En novembre 2001 ont été célébrées les premières élections directes à la direction de la CTV grâce à une loi approuvée par le gouvernement de Chavez et ratifiée par un référendum. Ces élections furent marquées par une fraude massive. En effet, quelques milliers de votes - 9000 selon l’enquête - se sont « perdus » lors d’un transport et à l’occasion « d’incendies mystérieux ». Lorsque seuls 48% des résultats électoraux avaient été réunis, la vieille bureaucratie syndicale liée à l’Action démocratique a annoncé les « résultats ». Elle se déclara victorieuse. Ces « résultats » furent rejetés par le président de Commission électorale de la CTV, Daniel Santolo, qui déclara que « Ortega [le dirigeant de la CTV] avait gagné grâce à un accord politique ». Les résultats n’ont pas été reconnus par la Commission nationale électorale qui supervisait les élections.
Cette direction illégitime de la CTV (Ortega) fut celle qui participa directement au coup d’Etat du 11 avril 2002 [coup d’Etat qui échoua, Chavez revenant au pouvoir, et depuis lors la radicalisation sociale s’est accentuée], conjointement à l’organisation du patronat, la FEDECAMARAS. Le jour du coup, ce fut Carlos Ortega, le secrétaire général non élu de la CTV, qui appela à manifester avec l’opposition et à marcher sur le palais présidentiel afin d’évincer Chavez par la force. Le jour suivant le coup, les deux dirigeants de la CTV, Carlos Ortega et Manuel Cova, sont apparus dans une réunion aux côtés du nouveau président et directeur de la FEDECAMARAS, Pedro Carmona, légitimant ainsi le gouvernement issu du coup d’Etat. Ce coup d’Etat fut mis en échec en moins de 48 heures grâce aux manifestations massives de la population.
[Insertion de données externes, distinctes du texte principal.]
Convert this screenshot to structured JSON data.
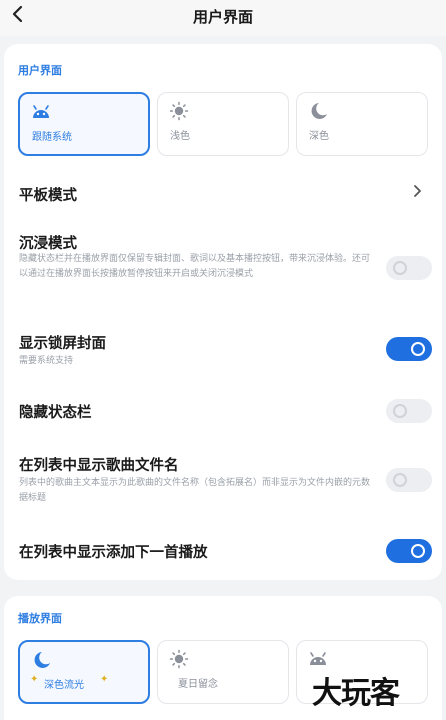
{
  "header": {
    "back_icon": "chevron-left-icon",
    "title": "用户界面"
  },
  "ui_section": {
    "title": "用户界面",
    "modes": [
      {
        "label": "跟随系统",
        "icon": "android-icon",
        "selected": true
      },
      {
        "label": "浅色",
        "icon": "sun-icon",
        "selected": false
      },
      {
        "label": "深色",
        "icon": "moon-icon",
        "selected": false
      }
    ]
  },
  "settings": {
    "tablet_mode": {
      "title": "平板模式"
    },
    "immersive_mode": {
      "title": "沉浸模式",
      "desc": "隐藏状态栏并在播放界面仅保留专辑封面、歌词以及基本播控按钮，带来沉浸体验。还可以通过在播放界面长按播放暂停按钮来开启或关闭沉浸模式",
      "enabled": false
    },
    "lockscreen_cover": {
      "title": "显示锁屏封面",
      "desc": "需要系统支持",
      "enabled": true
    },
    "hide_statusbar": {
      "title": "隐藏状态栏",
      "enabled": false
    },
    "show_filename": {
      "title": "在列表中显示歌曲文件名",
      "desc": "列表中的歌曲主文本显示为此歌曲的文件名称（包含拓展名）而非显示为文件内嵌的元数据标题",
      "enabled": false
    },
    "show_add_next": {
      "title": "在列表中显示添加下一首播放",
      "enabled": true
    }
  },
  "player_section": {
    "title": "播放界面",
    "modes": [
      {
        "label": "深色流光",
        "icon": "moon-icon",
        "selected": true
      },
      {
        "label": "夏日留念",
        "icon": "sun-icon",
        "selected": false
      },
      {
        "label": "",
        "icon": "android-icon",
        "selected": false
      }
    ]
  },
  "watermark": "大玩客",
  "colors": {
    "accent": "#2e7de1",
    "toggle_on": "#1f6fe0",
    "background": "#f2f3f5"
  }
}
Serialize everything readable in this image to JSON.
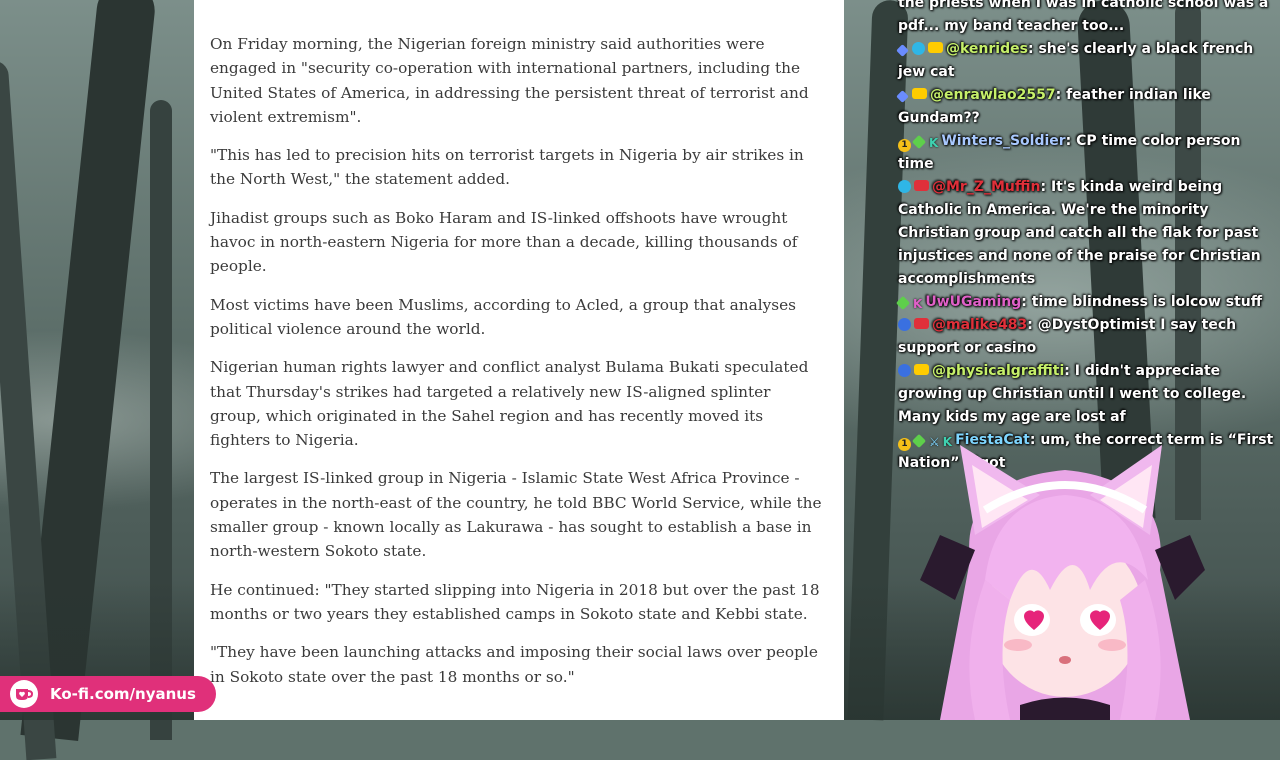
{
  "article": {
    "paragraphs": [
      "On Friday morning, the Nigerian foreign ministry said authorities were engaged in \"security co-operation with international partners, including the United States of America, in addressing the persistent threat of terrorist and violent extremism\".",
      "\"This has led to precision hits on terrorist targets in Nigeria by air strikes in the North West,\" the statement added.",
      "Jihadist groups such as Boko Haram and IS-linked offshoots have wrought havoc in north-eastern Nigeria for more than a decade, killing thousands of people.",
      "Most victims have been Muslims, according to Acled, a group that analyses political violence around the world.",
      "Nigerian human rights lawyer and conflict analyst Bulama Bukati speculated that Thursday's strikes had targeted a relatively new IS-aligned splinter group, which originated in the Sahel region and has recently moved its fighters to Nigeria.",
      "The largest IS-linked group in Nigeria - Islamic State West Africa Province - operates in the north-east of the country, he told BBC World Service, while the smaller group - known locally as Lakurawa - has sought to establish a base in north-western Sokoto state.",
      "He continued: \"They started slipping into Nigeria in 2018 but over the past 18 months or two years they established camps in Sokoto state and Kebbi state.",
      "\"They have been launching attacks and imposing their social laws over people in Sokoto state over the past 18 months or so.\""
    ]
  },
  "chat": {
    "messages": [
      {
        "user": "",
        "user_color": "#ffffff",
        "text": "the priests when I was in catholic school was a pdf... my band teacher too...",
        "badges": []
      },
      {
        "user": "@kenrides",
        "user_color": "#c6f06a",
        "text": "she's clearly a black french jew cat",
        "badges": [
          "tool-icon",
          "star-icon",
          "youtube-icon"
        ]
      },
      {
        "user": "@enrawlao2557",
        "user_color": "#c6f06a",
        "text": "feather indian like Gundam??",
        "badges": [
          "tool-icon",
          "youtube-icon"
        ]
      },
      {
        "user": "Winters_Soldier",
        "user_color": "#a9c9ff",
        "text": "CP time color person time",
        "badges": [
          "one-icon",
          "sparkle-icon",
          "k-icon"
        ]
      },
      {
        "user": "@Mr_Z_Muffin",
        "user_color": "#e0303a",
        "text": "It's kinda weird being Catholic in America. We're the minority Christian group and catch all the flak for past injustices and none of the praise for Christian accomplishments",
        "badges": [
          "star-icon",
          "youtube-red-icon"
        ]
      },
      {
        "user": "UwUGaming",
        "user_color": "#e060c8",
        "text": "time blindness is lolcow stuff",
        "badges": [
          "sparkle-icon",
          "k-pink-icon"
        ]
      },
      {
        "user": "@malike483",
        "user_color": "#e0303a",
        "text": "@DystOptimist I say tech support or casino",
        "badges": [
          "blue-icon",
          "youtube-red-icon"
        ]
      },
      {
        "user": "@physicalgraffiti",
        "user_color": "#c6f06a",
        "text": "I didn't appreciate growing up Christian until I went to college. Many kids my age are lost af",
        "badges": [
          "blue-icon",
          "youtube-icon"
        ]
      },
      {
        "user": "FiestaCat",
        "user_color": "#7fd6ff",
        "text": "um, the correct term is “First Nation” bigot",
        "badges": [
          "one-icon",
          "sparkle-icon",
          "sword-icon",
          "k-icon"
        ]
      }
    ]
  },
  "kofi": {
    "label": "Ko-fi.com/nyanus",
    "brand_color": "#e0307a"
  }
}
En décembre 2002, une nouvelle tentative de coup d’Etat a été organisée par ladite opposition démocratique. Au même moment où un groupe de militaires réactionnaires se déclaraient en état de rébellion et appelaient à un coup d’Etat militaire contre le gouvernement démocratiquement élu de Chavez, la direction illégitime de la CTV, de concert avec FEDECAMARAS, appela à une « grève générale illimitée » pour abattre le gouvernement. En réalité aucun secteur significatif des travailleuses et des travailleurs n’ont suivi cet appel patronal à la grève. Dans de très nombreux cas, les travailleurs menacèrent d’occuper les entreprises si les patrons ne relançaient pas la production. L’élément essentiel de cette « grève » consista à saboter la production de PDVSA [PDVSA, l’entreprise pétrolière nationalisée, voir sur ce site l’article de Frédéric Levêque sur la politique pétrolière de Chavez]. Cette « grève » fut conduite par les cercles dirigeants de l’entreprise pétrolière et non par les travailleurs.
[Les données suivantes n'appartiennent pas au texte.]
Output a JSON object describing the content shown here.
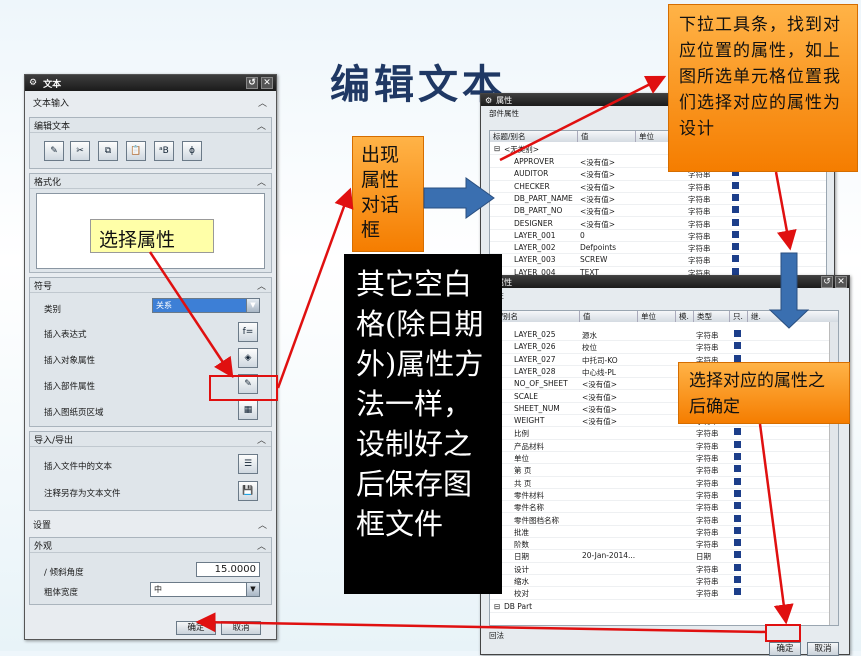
{
  "slide_title": "编辑文本",
  "dialog": {
    "title": "文本",
    "sections": {
      "text_input": "文本输入",
      "edit_text": "编辑文本",
      "format": "格式化",
      "symbols": "符号",
      "import_export": "导入/导出",
      "settings": "设置",
      "appearance": "外观"
    },
    "category_label": "类别",
    "category_value": "关系",
    "insert_expression": "插入表达式",
    "insert_object_attr": "插入对象属性",
    "insert_part_attr": "插入部件属性",
    "insert_drawing_region": "插入图纸页区域",
    "insert_text_file": "插入文件中的文本",
    "save_note_as_file": "注释另存为文本文件",
    "slant_angle_label": "倾斜角度",
    "slant_angle_value": "15.0000",
    "line_width_label": "粗体宽度",
    "line_width_value": "中",
    "ok": "确定",
    "cancel": "取消",
    "edit_icons": [
      "✎",
      "✂",
      "⧉",
      "📋",
      "ᵃB",
      "ϕ"
    ]
  },
  "prop_window_top": {
    "title": "属性",
    "group": "部件属性",
    "headers": [
      "标题/别名",
      "值",
      "单位",
      "类型"
    ],
    "tree_root": "<无类别>",
    "rows": [
      {
        "name": "APPROVER",
        "value": "<没有值>",
        "type": "字符串"
      },
      {
        "name": "AUDITOR",
        "value": "<没有值>",
        "type": "字符串"
      },
      {
        "name": "CHECKER",
        "value": "<没有值>",
        "type": "字符串"
      },
      {
        "name": "DB_PART_NAME",
        "value": "<没有值>",
        "type": "字符串"
      },
      {
        "name": "DB_PART_NO",
        "value": "<没有值>",
        "type": "字符串"
      },
      {
        "name": "DESIGNER",
        "value": "<没有值>",
        "type": "字符串"
      },
      {
        "name": "LAYER_001",
        "value": "0",
        "type": "字符串"
      },
      {
        "name": "LAYER_002",
        "value": "Defpoints",
        "type": "字符串"
      },
      {
        "name": "LAYER_003",
        "value": "SCREW",
        "type": "字符串"
      },
      {
        "name": "LAYER_004",
        "value": "TEXT",
        "type": "字符串"
      }
    ]
  },
  "prop_window_bottom": {
    "title": "属性",
    "group": "属性",
    "headers": [
      "题/别名",
      "值",
      "单位",
      "模.",
      "类型",
      "只.",
      "继."
    ],
    "rows": [
      {
        "name": "LAYER_025",
        "value": "源水",
        "type": "字符串"
      },
      {
        "name": "LAYER_026",
        "value": "校位",
        "type": "字符串"
      },
      {
        "name": "LAYER_027",
        "value": "中托司-KO",
        "type": "字符串"
      },
      {
        "name": "LAYER_028",
        "value": "中心线-PL",
        "type": "字符串"
      },
      {
        "name": "NO_OF_SHEET",
        "value": "<没有值>",
        "type": "字符串"
      },
      {
        "name": "SCALE",
        "value": "<没有值>",
        "type": "字符串"
      },
      {
        "name": "SHEET_NUM",
        "value": "<没有值>",
        "type": "字符串"
      },
      {
        "name": "WEIGHT",
        "value": "<没有值>",
        "type": "字符串"
      },
      {
        "name": "比例",
        "value": "",
        "type": "字符串"
      },
      {
        "name": "产品材料",
        "value": "",
        "type": "字符串"
      },
      {
        "name": "单位",
        "value": "",
        "type": "字符串"
      },
      {
        "name": "第 页",
        "value": "",
        "type": "字符串"
      },
      {
        "name": "共 页",
        "value": "",
        "type": "字符串"
      },
      {
        "name": "零件材料",
        "value": "",
        "type": "字符串"
      },
      {
        "name": "零件名称",
        "value": "",
        "type": "字符串"
      },
      {
        "name": "零件图档名称",
        "value": "",
        "type": "字符串"
      },
      {
        "name": "批准",
        "value": "",
        "type": "字符串"
      },
      {
        "name": "阶数",
        "value": "",
        "type": "字符串"
      },
      {
        "name": "日期",
        "value": "20-Jan-2014...",
        "type": "日期"
      },
      {
        "name": "设计",
        "value": "",
        "type": "字符串"
      },
      {
        "name": "缩水",
        "value": "",
        "type": "字符串"
      },
      {
        "name": "校对",
        "value": "",
        "type": "字符串"
      }
    ],
    "db_part": "DB Part",
    "footer_label": "回法",
    "ok": "确定",
    "cancel": "取消"
  },
  "callouts": {
    "select_attr": "选择属性",
    "dialog_appears": "出现属性对话框",
    "dropdown_tip": "下拉工具条，找到对应位置的属性，如上图所选单元格位置我们选择对应的属性为设计",
    "other_cells": "其它空白格(除日期外)属性方法一样，设制好之后保存图框文件",
    "confirm_tip": "选择对应的属性之后确定"
  },
  "colors": {
    "callout": "#f57d00",
    "arrow_red": "#e01010",
    "arrow_blue": "#3a6fb0",
    "title": "#1f3864"
  }
}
Aucun des différents syndicats d’ouvriers du pétrole n’ont appuyé l’appel à « la grève générale ». Les travailleurs du pétrole, conjointement à la population des quartiers populaires et à un secteur de l’armée, ont occupé les installations et ont relancé la production, sous contrôle ouvrier. En février 2003, après une manifestation d’un million de personnes en appui au gouvernement démocratique de Chavez, et avant l’échec total du boycott patronal, l’opposition a dû reconnaître son échec. Toutefois, ce sabotage de l’industrie pétrolière a provoqué des pertes massives pour l’économie du pays dont le PIB a chuté de 27% lors du premier trimestre 2003. Un mandat d’arrêt a été lancé contre Carlos Ortega pour sa responsabilité dans les événements. Celui-ci a échappé à la justice et a trouvé l’exil au Costa Rica. Récemment, Ortega a participé à une manifestation à Miami, aux Etats-Unis, durant laquelle il appelait à former des groupes armés contre le gouvernement Chavez. Pour cette raison, le gouvernement du Costa Rica étudie la possibilité de l’expulser de son territoire.
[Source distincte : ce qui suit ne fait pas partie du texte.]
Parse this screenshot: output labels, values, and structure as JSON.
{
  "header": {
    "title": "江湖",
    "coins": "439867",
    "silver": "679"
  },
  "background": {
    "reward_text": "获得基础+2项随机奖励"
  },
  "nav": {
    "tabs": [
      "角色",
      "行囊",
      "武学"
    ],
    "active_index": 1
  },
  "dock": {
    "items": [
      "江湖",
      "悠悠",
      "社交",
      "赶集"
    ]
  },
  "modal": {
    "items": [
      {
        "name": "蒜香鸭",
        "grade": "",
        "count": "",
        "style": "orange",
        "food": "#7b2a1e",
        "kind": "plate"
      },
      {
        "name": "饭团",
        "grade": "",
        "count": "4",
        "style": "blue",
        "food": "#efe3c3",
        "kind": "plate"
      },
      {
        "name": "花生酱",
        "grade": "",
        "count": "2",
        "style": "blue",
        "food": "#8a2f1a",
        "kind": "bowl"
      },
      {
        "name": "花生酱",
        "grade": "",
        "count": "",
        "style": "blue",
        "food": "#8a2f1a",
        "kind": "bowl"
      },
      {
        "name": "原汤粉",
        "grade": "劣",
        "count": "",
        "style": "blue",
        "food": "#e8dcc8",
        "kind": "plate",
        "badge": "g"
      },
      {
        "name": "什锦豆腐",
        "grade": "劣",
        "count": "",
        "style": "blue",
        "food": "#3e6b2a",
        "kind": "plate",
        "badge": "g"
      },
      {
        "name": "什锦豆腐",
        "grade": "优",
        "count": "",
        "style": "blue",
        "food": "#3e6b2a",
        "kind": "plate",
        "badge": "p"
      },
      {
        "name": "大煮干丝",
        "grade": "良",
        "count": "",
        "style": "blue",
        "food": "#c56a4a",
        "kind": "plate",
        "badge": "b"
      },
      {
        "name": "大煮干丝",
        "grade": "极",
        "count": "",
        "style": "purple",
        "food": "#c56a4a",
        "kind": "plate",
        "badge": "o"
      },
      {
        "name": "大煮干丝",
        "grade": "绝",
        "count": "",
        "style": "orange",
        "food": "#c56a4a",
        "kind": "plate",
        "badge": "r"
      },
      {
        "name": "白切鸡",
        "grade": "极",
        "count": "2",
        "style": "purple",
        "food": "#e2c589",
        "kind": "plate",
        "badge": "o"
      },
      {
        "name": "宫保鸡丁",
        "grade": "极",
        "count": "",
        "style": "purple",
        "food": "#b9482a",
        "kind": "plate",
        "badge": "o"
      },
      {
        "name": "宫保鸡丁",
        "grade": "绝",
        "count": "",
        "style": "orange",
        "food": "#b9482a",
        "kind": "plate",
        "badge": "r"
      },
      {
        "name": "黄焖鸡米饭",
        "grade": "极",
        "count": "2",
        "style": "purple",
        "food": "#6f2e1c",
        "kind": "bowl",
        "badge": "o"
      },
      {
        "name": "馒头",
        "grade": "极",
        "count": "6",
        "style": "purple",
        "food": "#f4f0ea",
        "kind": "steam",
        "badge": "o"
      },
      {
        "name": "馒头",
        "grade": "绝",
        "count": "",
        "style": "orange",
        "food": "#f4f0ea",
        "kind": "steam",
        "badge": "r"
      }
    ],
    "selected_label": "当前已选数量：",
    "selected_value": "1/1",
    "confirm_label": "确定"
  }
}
Durant toute cette période, avant et après le coup d’Etat d’avril 2002, la CTV participa aux attaques contre le gouvernement Chavez. Elle a reçu des financements importants de l’administration américaine à travers le Fonds national pour la démocratie (voir www.venezuelafoia.info/NED/ACILS-CTV/ACILS-CTV-index.htn). Pour toutes ces raisons, le 5 avril 2003 s’est tenue une réunion à Caracas pour lancer la nouvelle centrale syndicale à laquelle se sont intégrés : la Force bolivarienne des travailleurs, Autonomie syndicale, le Bloc syndical classiste et démocratique de Carabobo, de nombreux syndicats démocratiques de tout le pays et quelques fédérations importantes comme celles du secteur public, du métro de Caracas, de l’industrie chimique, entre autres. Cette réunion permit de préparer le Congrès de fondation de l’Union nationale des travailleurs (UNT) qui s’est tenu les 1er et 2 août 2003 à Caracas. On y compta la participation de 1500 délégués, en provenance de tout le pays, représentant 120 syndicats et 25 fédérations régionales. Le Congrès s’est tenu dans une ambiance de grand enthousiasme et de discussions démocratiques. Par exemple, les statuts proposés par la direction provisoire furent rejetés parce qu’ils n’avaient pas été discutés dans les sections de base. La combativité c’est exprimée au travers de l’adoption d’un programme de lutte très radical qui intègre les revendications suivantes :
– nationalisation des banques ;
– prise en main des entreprises qui ont participés à l’interruption de la production ;
– mise sous contrôle ouvrier de ces dernières ;
– rejet du paiement de la dette extérieure et utilisation des ces fonds pour créer des postes de travail ;
– réduire la journée de travail hebdomadaire à 36 heures ;
– création de nouvelles entreprises contrôlées par les travailleurs.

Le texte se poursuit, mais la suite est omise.